Hacker News new | ask | show | jobs
by bogomipz 3391 days ago
Thanks, right, the idea to is to only recurse down one side on each pass right? This is the (sub)family of "selection" algorithms?

This is interesting I had not heard of introselect before, I will have to read up on this.

1 comments

Yup, exactly. It's a fun area that gets even more interesting when you look at distributed systems, where every node only stores a small portion of the overall data and you want to keep communication volume low.
>"It's a fun area that gets even more interesting when you look at distributed systems"

Can you elaborate a little bit, specifically how selection algorithms help reduce "chatter" in distributed systems? I am not familiar with this and this sounds like an interesting context.

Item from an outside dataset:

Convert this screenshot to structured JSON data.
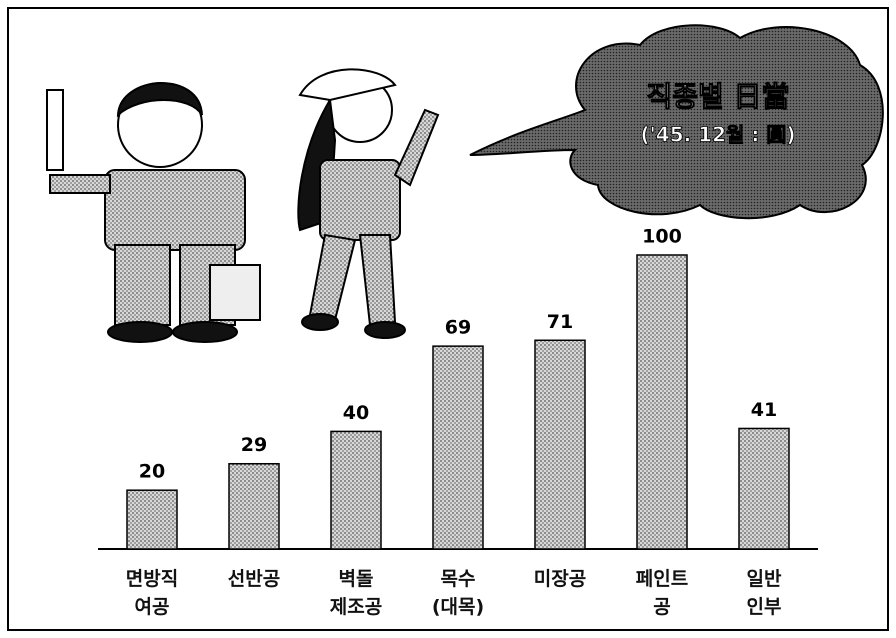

I have heard of Merkle Trees for similar but that's obviously hashing and not selection algorithms, or is there some connection I am not making?

Well if you'd like to select the k-th biggest element from a distributed array it's impractical - if not impossible - to send everything to one machine so another approach is needed. A fairly simple algorithm would select a pivot randomly on a random node and broadcast it to all other nodes. Each node then does the partitioning locally and counts partition sizes. Now you do a sum all-reduction on the sizes to decide which side you need to recurse on. This takes logarithmically many rounds in expectation just like the sequential algorithm, but it could result in very unbalanced work if the data isn't distributed randomly. It also has even more trouble if the pivot selection is bad because of the communication overhead. There are various techniques to overcome these challenges but it's a bit much to go into here.